If no one has done so yet you might want to notify Ebay and get them in the loop too. They will at least be able to tell you how they normally handle such claims. If you were not in the USA I would suspect a postal employee of theft. While it's not impossible here, our postal service here is generally pretty good. Damage through poor packaging and rough handling is far more likely than theft.


----------



## dww2 (Feb 4, 2017)

My first guess would have been the same as yours-- that the recipient was scamming you. I've heard from a friend who sells on eBay a lot that it's happened to him a couple of times. A part of the order which has value in and of itself was supposedly missing and the guy wanted a refund so you end up being minus (in this case) a blade plus the price the guy paid for the complete item.

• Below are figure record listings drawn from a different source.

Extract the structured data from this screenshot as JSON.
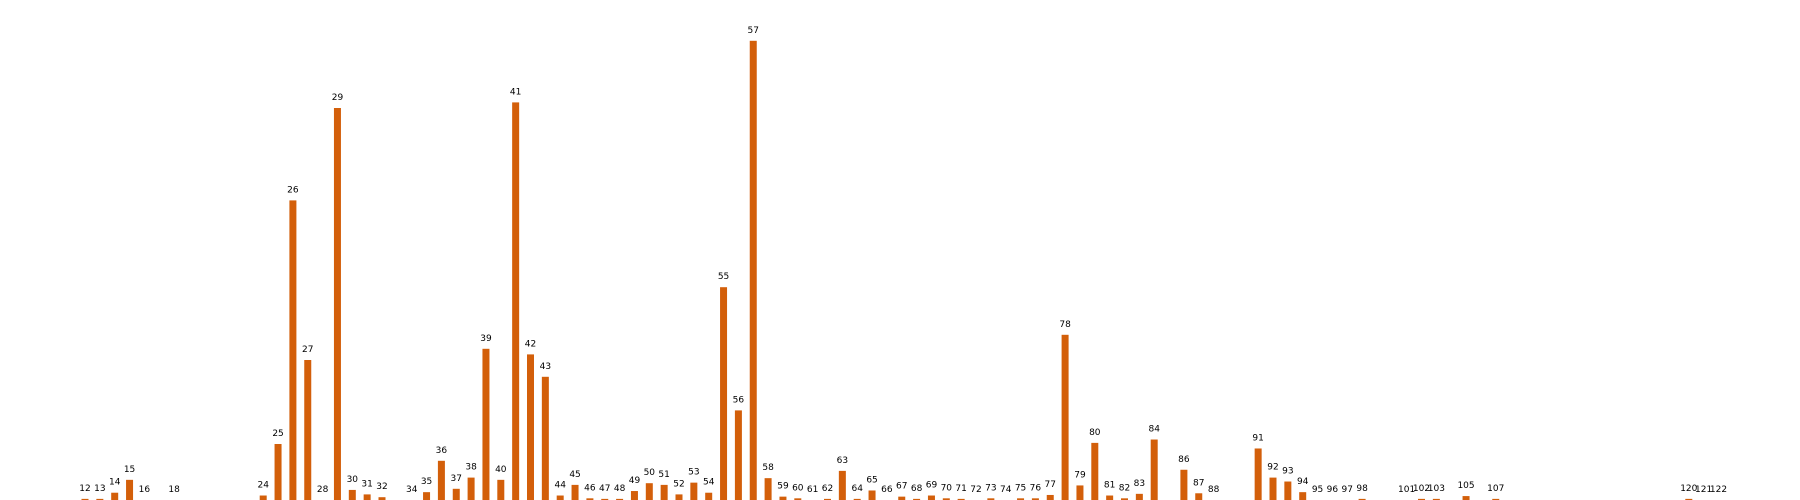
{
  "chart_data": {
    "type": "bar",
    "title": "",
    "xlabel": "",
    "ylabel": "",
    "ylim": [
      0,
      85
    ],
    "grid": false,
    "legend": "none",
    "bar_color": "#d35f0a",
    "categories": [
      12,
      13,
      14,
      15,
      16,
      18,
      24,
      25,
      26,
      27,
      28,
      29,
      30,
      31,
      32,
      34,
      35,
      36,
      37,
      38,
      39,
      40,
      41,
      42,
      43,
      44,
      45,
      46,
      47,
      48,
      49,
      50,
      51,
      52,
      53,
      54,
      55,
      56,
      57,
      58,
      59,
      60,
      61,
      62,
      63,
      64,
      65,
      66,
      67,
      68,
      69,
      70,
      71,
      72,
      73,
      74,
      75,
      76,
      77,
      78,
      79,
      80,
      81,
      82,
      83,
      84,
      86,
      87,
      88,
      91,
      92,
      93,
      94,
      95,
      96,
      97,
      98,
      101,
      102,
      103,
      105,
      107,
      120,
      121,
      122
    ],
    "series": [
      {
        "values": [
          0.2,
          0.2,
          1.3,
          3.6,
          0,
          0,
          0.8,
          10,
          53.5,
          25,
          0,
          70,
          1.8,
          1,
          0.5,
          0,
          1.4,
          7,
          2,
          4,
          27,
          3.6,
          71,
          26,
          22,
          0.8,
          2.7,
          0.3,
          0.2,
          0.2,
          1.6,
          3,
          2.7,
          1,
          3.1,
          1.3,
          38,
          16,
          82,
          3.9,
          0.6,
          0.3,
          0,
          0.2,
          5.2,
          0.2,
          1.7,
          0,
          0.6,
          0.2,
          0.8,
          0.3,
          0.2,
          0,
          0.3,
          0,
          0.3,
          0.3,
          0.9,
          29.5,
          2.6,
          10.2,
          0.8,
          0.3,
          1.1,
          10.8,
          5.4,
          1.2,
          0,
          9.2,
          4,
          3.3,
          1.4,
          0,
          0,
          0,
          0.2,
          0,
          0.2,
          0.2,
          0.7,
          0.2,
          0.2,
          0,
          0
        ]
      }
    ]
  }
}
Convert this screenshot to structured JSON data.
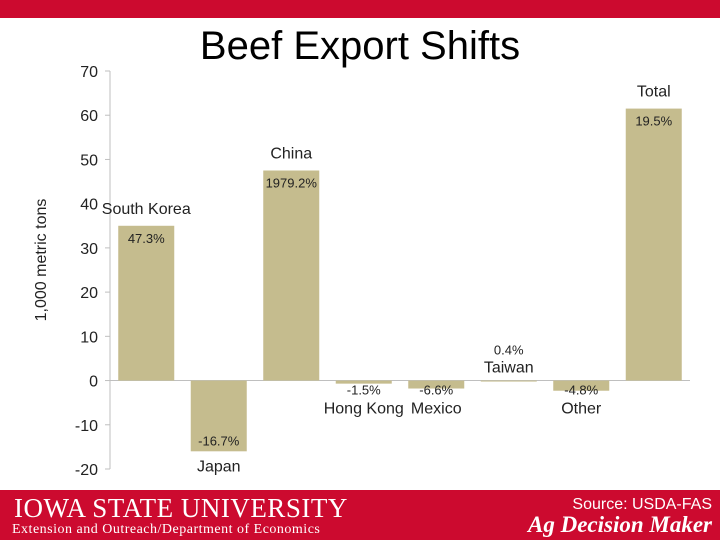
{
  "title": "Beef Export Shifts",
  "chart_data": {
    "type": "bar",
    "title": "Beef Export Shifts",
    "ylabel": "1,000 metric tons",
    "xlabel": "",
    "ylim": [
      -20,
      70
    ],
    "yticks": [
      -20,
      -10,
      0,
      10,
      20,
      30,
      40,
      50,
      60,
      70
    ],
    "grid": false,
    "categories": [
      "South Korea",
      "Japan",
      "China",
      "Hong Kong",
      "Mexico",
      "Taiwan",
      "Other",
      "Total"
    ],
    "values": [
      35,
      -16,
      47.5,
      -0.7,
      -1.8,
      0,
      -2.3,
      61.5
    ],
    "data_labels": [
      "47.3%",
      "-16.7%",
      "1979.2%",
      "-1.5%",
      "-6.6%",
      "0.4%",
      "-4.8%",
      "19.5%"
    ],
    "bar_color": "#c5bc8e"
  },
  "footer": {
    "university": "Iowa State University",
    "department": "Extension and Outreach/Department of Economics",
    "source": "Source: USDA-FAS",
    "brand": "Ag Decision Maker"
  },
  "colors": {
    "header": "#cc0a2f",
    "bar": "#c5bc8e"
  }
}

Unfortunately, it'll be your word against his, unless you have some sort of unedited video of the packing process, driving to the post office, and handing the package over to the clerk. And from what I hear, eBay tends to side with the buyer in this sort of case.

As for tampering at the PO, the only thing close in my experience was that a high school buddy of mine and I used to write back and forth, and he was a bit of a joker and used to add weird titles to my name on the address. I got a letter from him one day which he clearly hadn't addressed (it looked like a woman's handwriting). I asked him about it the next time he came home on break and he was clueless. The only conclusion I could draw was that someone at the PO thought there was more to this that just a weird sense of humor. That letter had nothing on it to indicate that it had been opened and examined.


----------



## gstrum (Mar 7, 2018)

Here's a bit of an update with some additional info that speaks more and more of a scam being pulled. I asked my post office if they may have confiscated the blade for some reason, and if they had, would they then deliver it without any notice of having done so. The answer to both questions was no. It was then suggested that I file an invention claim for lost item. I relayed the information to the buyer asking him to first let me know if the package was handed directly to him and that no one else had access to it in the five days between delivery and when he sent me the first message. I also pointed out something else I noticed since he sent me a photo of the shaft: there were three rubber bands wrapped around the split shaft when i sent it, in his picture there are only two. It's been almost two days without a replay from him.

I think he took off the middle rubber band, saw the extent of the splitting (I acurately described it) and decided to pull the scam. That said, I still feel that I'm going to get the shaft (pun intended) on this as eBay is not a seller friendly venue.


----------